The Lord is compassionate and gracious,
slow to anger, abounding in love.
9 He will not always accuse,
nor will he harbor his anger forever;
10 he does not treat us as our sins deserve
or repay us according to our iniquities.
11 For as high as the heavens are above the earth,
so great is his love for those who fear him;
12 as far as the east is from the west,
so far has he removed our transgressions from us. Psalm 103:8-12
As I mentioned in my last post, I’m in a class at Celebrate Recovery through which the Lord has challenged me to let go of my resentments. To do this, I made a list of the resentments that I still carry – some big ones, quite a lot of smaller ones. Now I’m working my way through the list as I forgive each person who has hurt me.
Do you know who’s been the hardest person on the list for me to forgive? Like, by far?
I have done some awful things over the course of my life, some by accident and some not. I have brought hurt and pain onto myself with some of those actions and choices, but what’s much worse from my perspective is that I have caused harm and pain to others. In looking back at many situations, I now feel like I should have known and done better, and I’m ashamed. I find myself asking how I could possibly forgive myself.

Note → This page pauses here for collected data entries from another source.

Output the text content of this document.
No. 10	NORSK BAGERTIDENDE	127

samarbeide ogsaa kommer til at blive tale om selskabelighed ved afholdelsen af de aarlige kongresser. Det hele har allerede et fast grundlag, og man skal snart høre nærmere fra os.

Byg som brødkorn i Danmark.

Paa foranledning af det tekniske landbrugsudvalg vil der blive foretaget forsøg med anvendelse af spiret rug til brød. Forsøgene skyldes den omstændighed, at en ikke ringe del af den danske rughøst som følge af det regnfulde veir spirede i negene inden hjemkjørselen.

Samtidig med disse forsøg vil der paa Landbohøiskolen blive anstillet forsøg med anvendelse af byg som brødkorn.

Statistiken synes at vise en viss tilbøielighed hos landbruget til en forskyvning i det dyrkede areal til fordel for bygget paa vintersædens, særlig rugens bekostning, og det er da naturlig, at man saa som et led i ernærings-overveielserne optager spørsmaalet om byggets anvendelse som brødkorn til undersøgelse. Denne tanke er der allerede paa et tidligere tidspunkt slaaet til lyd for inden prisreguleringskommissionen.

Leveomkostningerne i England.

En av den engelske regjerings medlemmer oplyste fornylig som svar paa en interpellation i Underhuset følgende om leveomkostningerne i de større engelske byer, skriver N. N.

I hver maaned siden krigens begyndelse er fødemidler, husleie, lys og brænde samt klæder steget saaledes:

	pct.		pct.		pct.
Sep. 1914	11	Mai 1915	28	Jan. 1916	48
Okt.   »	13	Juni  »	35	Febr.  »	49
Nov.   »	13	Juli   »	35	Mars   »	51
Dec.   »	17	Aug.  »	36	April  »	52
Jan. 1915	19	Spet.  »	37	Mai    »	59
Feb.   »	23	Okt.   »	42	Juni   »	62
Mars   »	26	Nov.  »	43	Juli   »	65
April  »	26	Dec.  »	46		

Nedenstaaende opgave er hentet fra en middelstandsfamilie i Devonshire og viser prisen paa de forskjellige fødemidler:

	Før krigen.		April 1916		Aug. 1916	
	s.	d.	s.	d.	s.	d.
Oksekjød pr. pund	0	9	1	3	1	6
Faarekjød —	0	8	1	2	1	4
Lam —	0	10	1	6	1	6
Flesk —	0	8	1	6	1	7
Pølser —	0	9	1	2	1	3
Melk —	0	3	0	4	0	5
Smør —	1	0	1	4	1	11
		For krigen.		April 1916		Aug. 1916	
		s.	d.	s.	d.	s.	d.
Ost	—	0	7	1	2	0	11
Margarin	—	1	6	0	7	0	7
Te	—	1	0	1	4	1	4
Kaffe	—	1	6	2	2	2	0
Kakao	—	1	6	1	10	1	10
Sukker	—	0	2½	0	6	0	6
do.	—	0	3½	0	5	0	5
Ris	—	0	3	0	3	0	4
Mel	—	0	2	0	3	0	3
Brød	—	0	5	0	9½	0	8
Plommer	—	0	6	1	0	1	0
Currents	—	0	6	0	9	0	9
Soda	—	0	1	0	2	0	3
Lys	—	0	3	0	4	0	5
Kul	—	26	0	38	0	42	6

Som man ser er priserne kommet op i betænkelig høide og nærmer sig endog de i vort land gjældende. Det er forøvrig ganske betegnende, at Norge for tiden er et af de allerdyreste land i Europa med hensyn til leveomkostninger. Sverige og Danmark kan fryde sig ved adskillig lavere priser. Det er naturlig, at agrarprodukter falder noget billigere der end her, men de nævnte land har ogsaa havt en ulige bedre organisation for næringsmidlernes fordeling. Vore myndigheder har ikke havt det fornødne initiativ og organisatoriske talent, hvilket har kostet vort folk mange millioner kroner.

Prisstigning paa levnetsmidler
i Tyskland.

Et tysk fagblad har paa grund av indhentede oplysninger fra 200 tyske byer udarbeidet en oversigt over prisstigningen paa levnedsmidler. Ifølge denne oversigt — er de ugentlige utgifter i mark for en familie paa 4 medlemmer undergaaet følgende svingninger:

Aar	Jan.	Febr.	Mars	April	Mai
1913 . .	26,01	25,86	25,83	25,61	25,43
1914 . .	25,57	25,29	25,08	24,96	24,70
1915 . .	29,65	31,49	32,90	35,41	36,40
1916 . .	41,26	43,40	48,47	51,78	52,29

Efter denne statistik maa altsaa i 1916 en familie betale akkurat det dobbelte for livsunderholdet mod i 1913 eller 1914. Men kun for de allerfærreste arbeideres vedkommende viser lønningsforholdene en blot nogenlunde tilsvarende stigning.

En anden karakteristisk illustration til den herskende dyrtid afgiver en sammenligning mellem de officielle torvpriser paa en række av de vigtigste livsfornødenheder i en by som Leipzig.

As I asked trusted people for prayer as I go over this territory, it was mentioned by no fewer than three people that they struggle with forgiving themselves also. I felt like the Lord was speaking to me about the prevalence of this problem among Christians.
So how do we forgive ourselves? Well, I’m no expert, but here are some things that I’m learning as I go through this process.

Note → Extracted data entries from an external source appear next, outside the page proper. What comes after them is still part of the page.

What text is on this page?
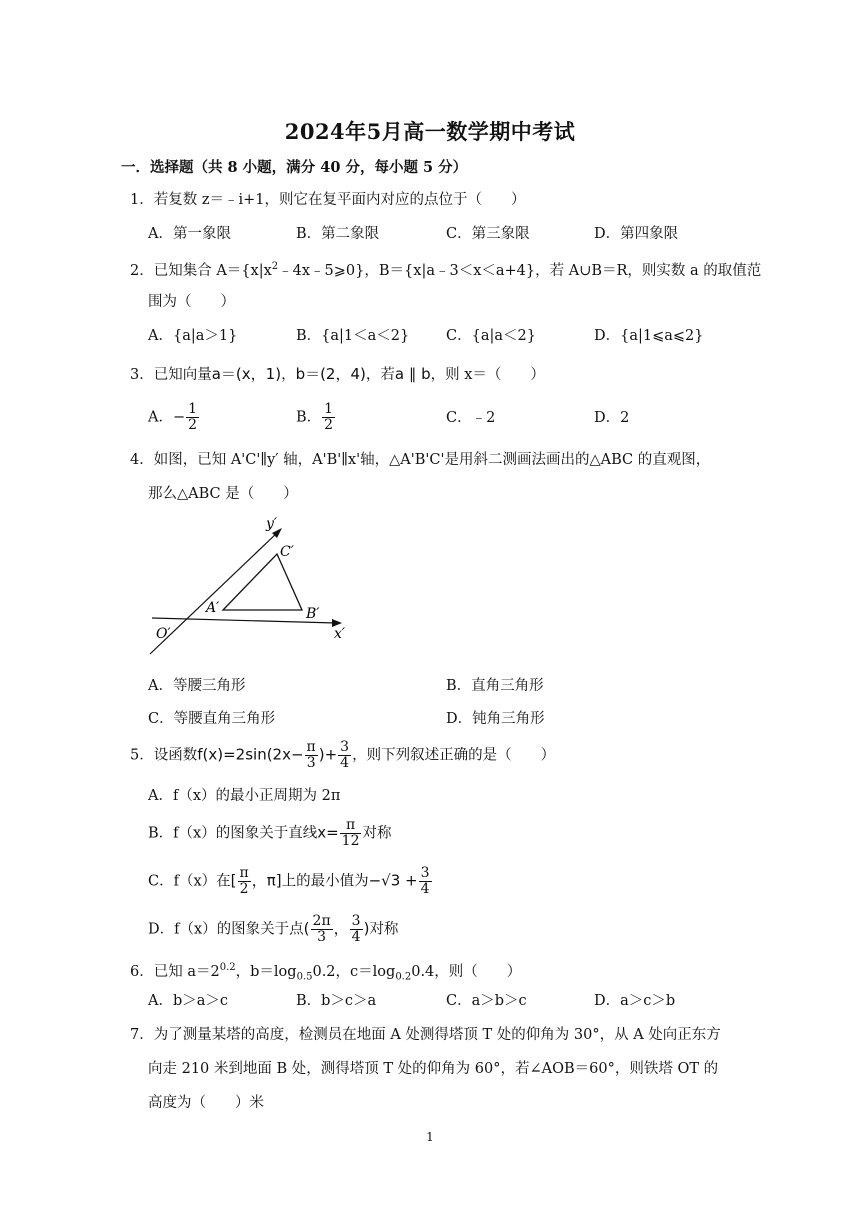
2024年5月高一数学期中考试
一．选择题（共 8 小题，满分 40 分，每小题 5 分）
1．若复数 z＝﹣i+1，则它在复平面内对应的点位于（　　）
A．第一象限	B．第二象限	C．第三象限	D．第四象限
2．已知集合 $A=\{x|x^2﹣4x﹣5⩾0\}$，B＝{x|a﹣3＜x＜a+4}，若 A∪B＝R，则实数 a 的取值范
围为（　　）
A．{a|a＞1}	B．{a|1＜a＜2}	C．{a|a＜2}	D．{a|1⩽a⩽2}
3．已知向量a＝(x，1)，b＝(2，4)，若a ∥ b，则 x＝（　　）
A．− $\frac{1}{2}$	B． $\frac{1}{2}$	C．﹣2	D．2
4．如图，已知 A'C'∥y′ 轴，A'B'∥x'轴，△A'B'C'是用斜二测画法画出的△ABC 的直观图，
那么△ABC 是（　　）
y′
C′
A′	B′
O′	x′
A．等腰三角形	B．直角三角形
C．等腰直角三角形	D．钝角三角形
5．设函数$f(x)=2\sin(2x- \frac{\pi}{3}$ )+ $\frac{3}{4}$ ，则下列叙述正确的是（　　）
A．f（x）的最小正周期为 2π
B．f（x）的图象关于直线$x= \frac{\pi}{12}$ 对称
C．f（x）在[ $\frac{\pi}{2}$ ，π]上的最小值为$-√3 + \frac{3}{4}$
D．f（x）的图象关于点( $\frac{2\pi}{3}$ ， $\frac{3}{4}$ )对称
6．已知 $a=2^{0.2}$，$b=\log_{0.5}0.2$，$c=\log_{0.2}0.4$，则（　　）
A．b＞a＞c	B．b＞c＞a	C．a＞b＞c	D．a＞c＞b
7．为了测量某塔的高度，检测员在地面 A 处测得塔顶 T 处的仰角为 30°，从 A 处向正东方
向走 210 米到地面 B 处，测得塔顶 T 处的仰角为 60°，若∠AOB＝60°，则铁塔 OT 的
高度为（　　）米
1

First, I have to acknowledge my emotions about what happened. I’m sometimes the queen of denial, stuffing feelings down deep. These stuffed feelings keep bubbling to the surface, bringing the old memories back with them and making it hard for me to forgive myself. When I acknowledge my feelings about what I did, I take ownership of my emotions and they no longer control me.
Second, I remember that I am fully and completely forgiven by Jesus for everything I have ever done, thought or said that was not in alignment with His will and His character. It doesn’t matter if what was done happened before or after I came to know Him – I am fully forgiven. Jeremiah 31:34 says that He remembers my sins no more. That is, He doesn’t hold them over my head or throw them in my face in a shaming way. If He has so fully forgiven me, who am I to argue with Him? Because of the grace I have received from Him, I can give some of that grace to myself.

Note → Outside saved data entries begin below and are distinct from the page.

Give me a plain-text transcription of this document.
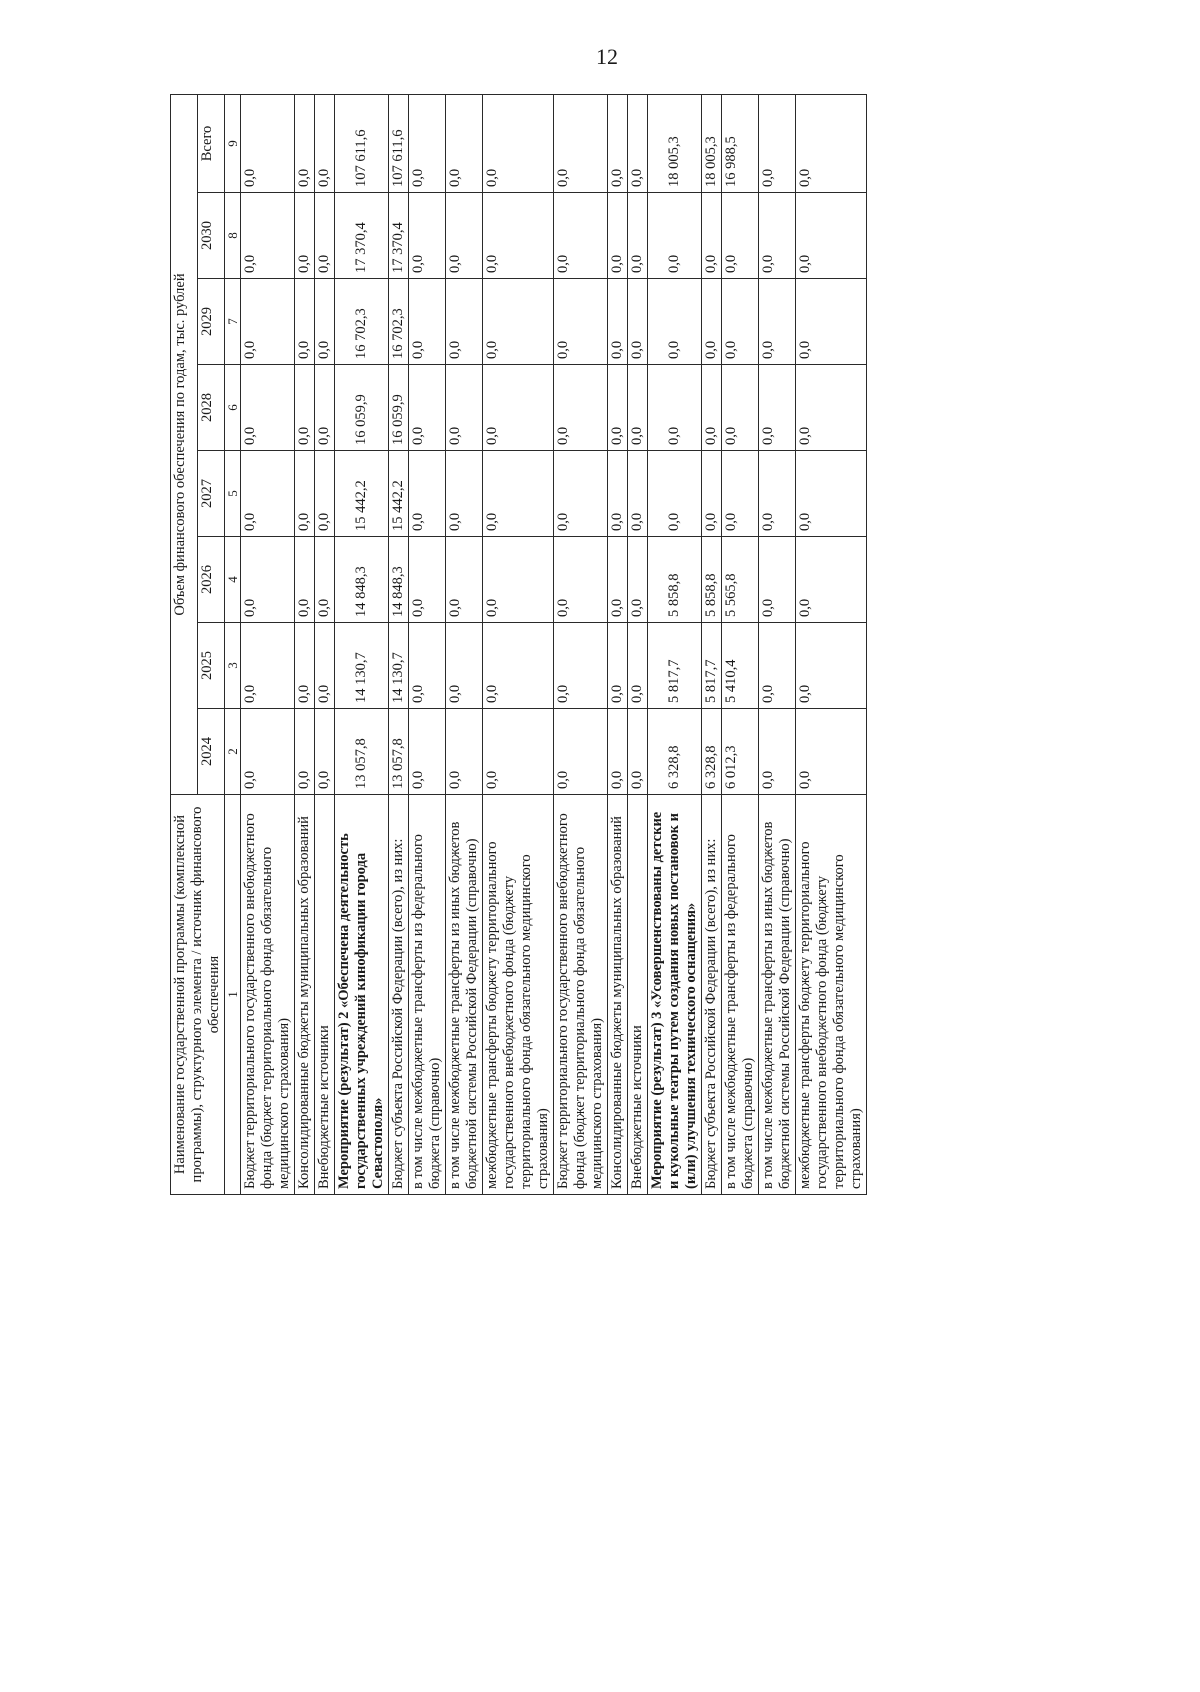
12
Наименование государственной программы (комплексной программы), структурного элемента / источник финансового обеспечения	Объем финансового обеспечения по годам, тыс. рублей							
	2024	2025	2026	2027	2028	2029	2030	Всего
1	2	3	4	5	6	7	8	9
Бюджет территориального государственного внебюджетного фонда (бюджет территориального фонда обязательного медицинского страхования)	0,0	0,0	0,0	0,0	0,0	0,0	0,0	0,0
Консолидированные бюджеты муниципальных образований	0,0	0,0	0,0	0,0	0,0	0,0	0,0	0,0
Внебюджетные источники	0,0	0,0	0,0	0,0	0,0	0,0	0,0	0,0
Мероприятие (результат) 2 «Обеспечена деятельность государственных учреждений кинофикации города Севастополя»	13 057,8	14 130,7	14 848,3	15 442,2	16 059,9	16 702,3	17 370,4	107 611,6
Бюджет субъекта Российской Федерации (всего), из них:	13 057,8	14 130,7	14 848,3	15 442,2	16 059,9	16 702,3	17 370,4	107 611,6
в том числе межбюджетные трансферты из федерального бюджета (справочно)	0,0	0,0	0,0	0,0	0,0	0,0	0,0	0,0
в том числе межбюджетные трансферты из иных бюджетов бюджетной системы Российской Федерации (справочно)	0,0	0,0	0,0	0,0	0,0	0,0	0,0	0,0
межбюджетные трансферты бюджету территориального государственного внебюджетного фонда (бюджету территориального фонда обязательного медицинского страхования)	0,0	0,0	0,0	0,0	0,0	0,0	0,0	0,0
Бюджет территориального государственного внебюджетного фонда (бюджет территориального фонда обязательного медицинского страхования)	0,0	0,0	0,0	0,0	0,0	0,0	0,0	0,0
Консолидированные бюджеты муниципальных образований	0,0	0,0	0,0	0,0	0,0	0,0	0,0	0,0
Внебюджетные источники	0,0	0,0	0,0	0,0	0,0	0,0	0,0	0,0
Мероприятие (результат) 3 «Усовершенствованы детские и кукольные театры путем создания новых постановок и (или) улучшения технического оснащения»	6 328,8	5 817,7	5 858,8	0,0	0,0	0,0	0,0	18 005,3
Бюджет субъекта Российской Федерации (всего), из них:	6 328,8	5 817,7	5 858,8	0,0	0,0	0,0	0,0	18 005,3
в том числе межбюджетные трансферты из федерального бюджета (справочно)	6 012,3	5 410,4	5 565,8	0,0	0,0	0,0	0,0	16 988,5
в том числе межбюджетные трансферты из иных бюджетов бюджетной системы Российской Федерации (справочно)	0,0	0,0	0,0	0,0	0,0	0,0	0,0	0,0
межбюджетные трансферты бюджету территориального государственного внебюджетного фонда (бюджету территориального фонда обязательного медицинского страхования)	0,0	0,0	0,0	0,0	0,0	0,0	0,0	0,0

Third, I think what advice I would give to a brother or sister in Christ if they came to me for help because they were struggling over something they had done. Would I suggest that they beat themselves up some more because what they did was really horrendous? Of course not! I would remind them of the grace that is ours in Christ Jesus. Therefore, I choose to follow that same advice and give that same reminder of grace to myself.
Fourth, I ask myself if I still owe anybody an amends for something that is still bothering me. I get the advice of a strong, mature, trusted brother or sister in Christ before making an amends to someone. I want to make sure that my motives are right, and I don’t want to cause the person that I previously hurt any additional pain by reaching out to them again. In some cases, it may not be safe or appropriate for me to make an amends to someone, so I must talk it over first with that trusted person. However, after doing that, making an appropriate amends is a good way to help me forgive myself.
Fifth, I ask myself what I can learn from my past mistakes. Have I grown as a result of what happened? Is my step of growth in the forgiveness of myself or in the making of amends?
Finally, the Lord showed me that to not forgive myself is to say that Christ’s death on the cross was not enough to pay for all of my sins, and that is utterly false. When I don’t forgive myself, I’m saying that I have a better way of paying for my sins than what Christ offers. This is unbelief and it represents the height of a prideful attitude. It is time for me to get on my knees and repent of (turn away from) these deadly sins!
If any of this has resonated with you, too, would you like to pray with me today?
Lord Jesus, we come to You for help in learning to forgive ourselves. Forgive us for our sins of unbelief and of pride. Help us to receive Your forgiveness for the wrongs that we have done; wash us clean of them. Bring the freedom and peace that comes from knowing we are forgiven for ALL wrongs, big or small. Wash away our guilt as we confess our sins to You. Please help us to make amends in a way that is appropriate, and help us to learn from those mistakes and not make them again. Thank You, Lord, that You have removed our sins from us as far as the east is from the west and that You remember our sins no more. We love you and ask these things in the name of Jesus. Amen.